President Larry Arnn said that the curriculum comes at a crucial time in America’s history. “This curriculum is a work of education,” he affirmed, “It seeks to teach the truth of American history and to cultivate in students the knowledge and virtue necessary to live good lives as citizens.”
The conservative college announced a new American history and civics curriculum for grades K-12. Calling it a ‘critical moment,” the college’s 1776 Curriculum will cover “the American Founding, the Civil War era, civics, and government.” It said it also “contains comprehensive lesson plans, homework assignments, quizzes, tests, study guides, and supplementary primary and secondary resource recommendations for teacher and student use.”
The free curriculum was developed by the college’s K-12 Education Department, its professors and also its teachers in affiliated classical schools, according to its press release. Hillsdale also said that by the end of 2021, the curriculum will have added “units on Colonial America, the Early Republic, the Gilded Age and Progressive Era, the Great Depression, the World Wars, the Cold War, and Modern America.”
The college pointed out that the curriculum was not developed by activists or “non-educator groups” like Critical Race Theory is in many public school districts. It said that this teacher-created curriculum “meets the practical needs of parents and teachers on the frontlines of K-12 education,” which emphasizes how parents and teachers are partners in education.
Contrast that perspective with the heavy-handed approach of Critical Race Theory supporters, which have rammed curriculum through teachers’ labor unions, school board meetings, and unelected education bureaucratic proposals at the local and state levels.

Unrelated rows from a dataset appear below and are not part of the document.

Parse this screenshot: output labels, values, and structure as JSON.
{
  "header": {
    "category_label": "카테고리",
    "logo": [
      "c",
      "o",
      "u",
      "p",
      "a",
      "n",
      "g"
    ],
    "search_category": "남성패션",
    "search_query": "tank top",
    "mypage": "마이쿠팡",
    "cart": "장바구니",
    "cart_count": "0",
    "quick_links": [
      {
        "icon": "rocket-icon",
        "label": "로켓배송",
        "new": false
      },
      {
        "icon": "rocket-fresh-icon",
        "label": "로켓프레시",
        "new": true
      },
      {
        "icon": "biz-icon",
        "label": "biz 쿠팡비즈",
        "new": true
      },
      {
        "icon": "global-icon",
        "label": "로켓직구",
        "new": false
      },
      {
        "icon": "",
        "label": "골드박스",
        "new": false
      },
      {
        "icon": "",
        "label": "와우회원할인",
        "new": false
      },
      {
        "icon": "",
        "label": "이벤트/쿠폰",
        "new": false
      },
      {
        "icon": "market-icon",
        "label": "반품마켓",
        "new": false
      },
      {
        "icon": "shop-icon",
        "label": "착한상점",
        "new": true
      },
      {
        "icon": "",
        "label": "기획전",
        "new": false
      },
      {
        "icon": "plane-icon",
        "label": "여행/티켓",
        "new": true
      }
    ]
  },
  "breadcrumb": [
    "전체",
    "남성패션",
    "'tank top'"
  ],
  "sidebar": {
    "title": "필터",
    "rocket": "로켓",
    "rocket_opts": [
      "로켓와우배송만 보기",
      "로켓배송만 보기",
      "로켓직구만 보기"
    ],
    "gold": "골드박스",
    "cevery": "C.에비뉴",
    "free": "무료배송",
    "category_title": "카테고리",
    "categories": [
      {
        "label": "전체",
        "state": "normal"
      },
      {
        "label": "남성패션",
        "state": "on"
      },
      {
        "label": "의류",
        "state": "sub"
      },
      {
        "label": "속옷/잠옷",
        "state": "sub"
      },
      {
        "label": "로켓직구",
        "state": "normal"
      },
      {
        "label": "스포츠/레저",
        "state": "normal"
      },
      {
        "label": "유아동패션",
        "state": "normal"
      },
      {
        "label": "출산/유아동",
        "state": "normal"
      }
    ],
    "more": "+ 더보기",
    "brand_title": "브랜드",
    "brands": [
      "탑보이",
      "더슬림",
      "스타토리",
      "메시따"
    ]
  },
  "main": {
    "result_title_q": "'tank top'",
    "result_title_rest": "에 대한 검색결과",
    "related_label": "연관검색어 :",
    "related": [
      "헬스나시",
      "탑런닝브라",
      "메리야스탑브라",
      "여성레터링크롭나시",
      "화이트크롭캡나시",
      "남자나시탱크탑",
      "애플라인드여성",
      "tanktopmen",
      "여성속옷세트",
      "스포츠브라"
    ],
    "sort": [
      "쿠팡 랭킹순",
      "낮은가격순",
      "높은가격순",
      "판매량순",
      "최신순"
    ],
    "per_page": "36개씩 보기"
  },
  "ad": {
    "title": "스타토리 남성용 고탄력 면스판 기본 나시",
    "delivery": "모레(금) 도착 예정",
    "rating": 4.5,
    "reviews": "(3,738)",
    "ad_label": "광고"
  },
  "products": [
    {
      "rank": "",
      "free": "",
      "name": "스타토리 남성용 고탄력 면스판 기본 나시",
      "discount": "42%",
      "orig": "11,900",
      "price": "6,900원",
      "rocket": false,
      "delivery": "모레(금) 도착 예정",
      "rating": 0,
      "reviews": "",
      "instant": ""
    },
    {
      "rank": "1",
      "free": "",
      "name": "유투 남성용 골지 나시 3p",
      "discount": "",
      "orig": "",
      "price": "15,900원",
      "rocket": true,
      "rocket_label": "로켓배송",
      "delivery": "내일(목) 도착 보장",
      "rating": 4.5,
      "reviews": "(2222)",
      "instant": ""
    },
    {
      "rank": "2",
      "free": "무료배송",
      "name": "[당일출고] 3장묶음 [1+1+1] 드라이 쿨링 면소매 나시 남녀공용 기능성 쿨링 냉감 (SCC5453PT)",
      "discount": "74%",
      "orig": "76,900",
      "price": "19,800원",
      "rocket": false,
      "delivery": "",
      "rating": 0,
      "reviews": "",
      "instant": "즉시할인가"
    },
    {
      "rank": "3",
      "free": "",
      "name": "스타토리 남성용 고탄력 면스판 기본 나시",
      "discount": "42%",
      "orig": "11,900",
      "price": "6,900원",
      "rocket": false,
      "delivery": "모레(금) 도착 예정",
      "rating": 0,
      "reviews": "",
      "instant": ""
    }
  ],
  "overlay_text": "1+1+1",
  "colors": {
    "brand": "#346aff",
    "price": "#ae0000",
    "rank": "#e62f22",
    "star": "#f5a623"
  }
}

Dr. Kathleen O’Toole, assistant provost for K-12 education at Hillsdale College, said, “Our curriculum was created by teachers and professors—not activists, not journalists, not bureaucrats.” She added, “It comes from years of studying America, its history, and its founding principles, not some slap-dash journalistic scheme to achieve a partisan political end through students. It is a truly American education.”
Hillsdale asserts that the 1776 Curriculum “treats American history, even its most controversial aspects, in a reasonable, respectful, and unbiased way.”